FEDERAL PERSPECTIVE:
When safe, effective cures for hepatitis C were cleared by the FDA I thought hundreds of thousands of lives would be saved. But, being approved does not mean easily available, and treatment access does not mean for everyone. Our nation can remove treatment restrictions, incorporate HCV testing and treatment as a core component of care for people who use drugs, and bring services to where people need them—syringe services programs, substance use treatment programs, community clinics, and correctional facilities. In the U.S., you should not have to jump over fences of bureaucracy and wend your way through swamps of paperwork to access lifesaving treatment.
STATE HEALTH DEPARTMENT PERSPECTIVE:
Given the impact of stigma and discrimination, people who use drugs may not be well served in traditional medical settings. We will never eliminate viral hepatitis if we do not resource low-barrier harm reduction-oriented vaccination, testing, linkage to care, and treatment services in settings people who use drugs already go and trust, places like syringe service programs and opioid treatment programs.

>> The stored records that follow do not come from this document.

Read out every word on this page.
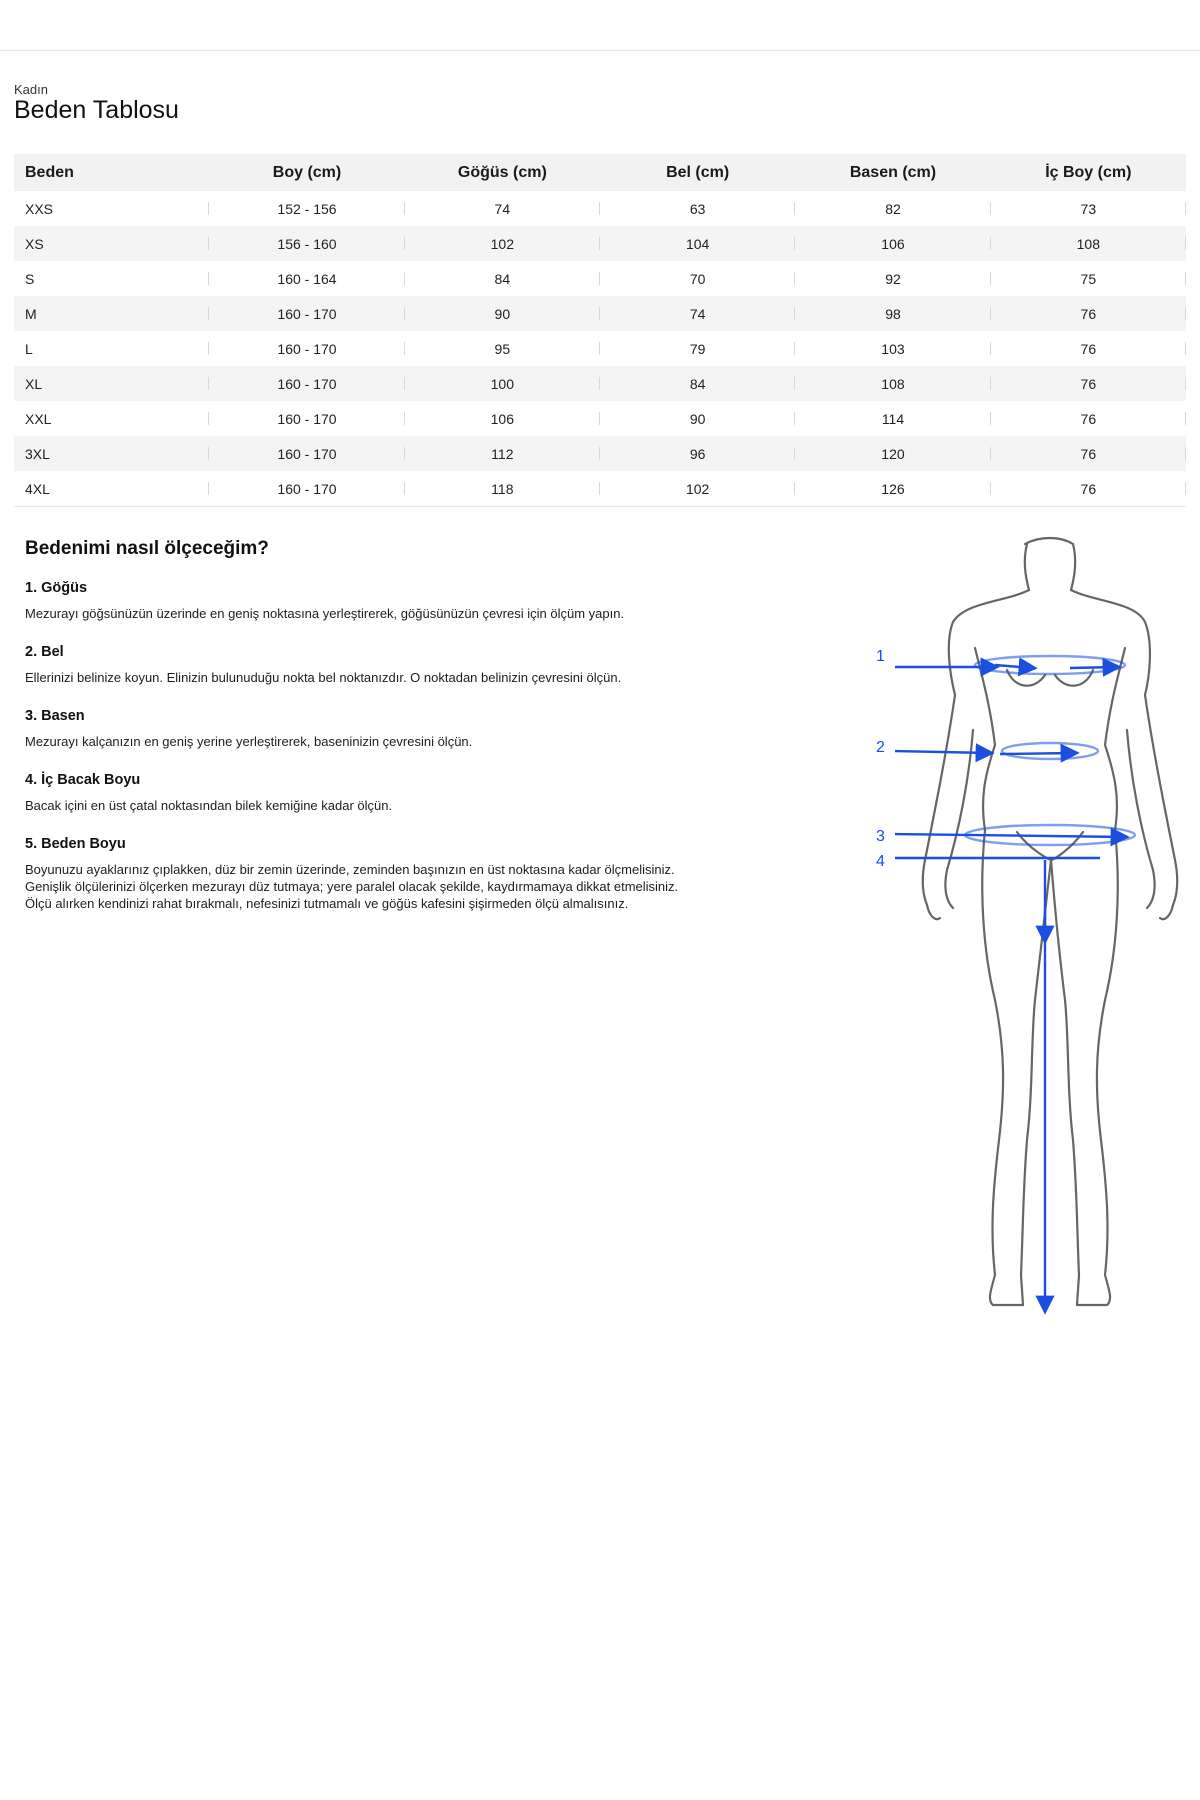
Kadın
Beden Tablosu
Beden	Boy (cm)	Göğüs (cm)	Bel (cm)	Basen (cm)	İç Boy (cm)
XXS	152 - 156	74	63	82	73
XS	156 - 160	102	104	106	108
S	160 - 164	84	70	92	75
M	160 - 170	90	74	98	76
L	160 - 170	95	79	103	76
XL	160 - 170	100	84	108	76
XXL	160 - 170	106	90	114	76
3XL	160 - 170	112	96	120	76
4XL	160 - 170	118	102	126	76
Bedenimi nasıl ölçeceğim?
1. Göğüs

Mezurayı göğsünüzün üzerinde en geniş noktasına yerleştirerek, göğüsünüzün çevresi için ölçüm yapın.

2. Bel

Ellerinizi belinize koyun. Elinizin bulunuduğu nokta bel noktanızdır. O noktadan belinizin çevresini ölçün.

3. Basen

Mezurayı kalçanızın en geniş yerine yerleştirerek, baseninizin çevresini ölçün.

4. İç Bacak Boyu

Bacak içini en üst çatal noktasından bilek kemiğine kadar ölçün.

5. Beden Boyu

Boyunuzu ayaklarınız çıplakken, düz bir zemin üzerinde, zeminden başınızın en üst noktasına kadar ölçmelisiniz.

Genişlik ölçülerinizi ölçerken mezurayı düz tutmaya; yere paralel olacak şekilde, kaydırmamaya dikkat etmelisiniz.

Ölçü alırken kendinizi rahat bırakmalı, nefesinizi tutmamalı ve göğüs kafesini şişirmeden ölçü almalısınız.

1
2
3
4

EPIDEMIOLOGIST PERSPECTIVE:
New data from my team suggest nearly 4 million Americans inject drugs, which is at least a 3-fold increase from 2011. Services need to be scaled up accordingly and urgently. We need to improve policies and increase resources for offering harm reduction services to people who inject drugs. Syringe services programs, including distribution of clean syringes and provision of HCV testing and treatment, prevent HCV and save lives.
ADVOCACY ORGANIZATION PERSPECTIVE:
After 25 years in harm reduction, I was recently asked what word comes to mind when I think about harm reduction today. My answer was the word “possibility”. Today we have the possibility, more than ever before, to ensure that harm reduction is infused into every aspect of the care continuum for a person who injects drugs, including the elimination of Hep C either through prevention or treatment options. Let’s make that possibility happen!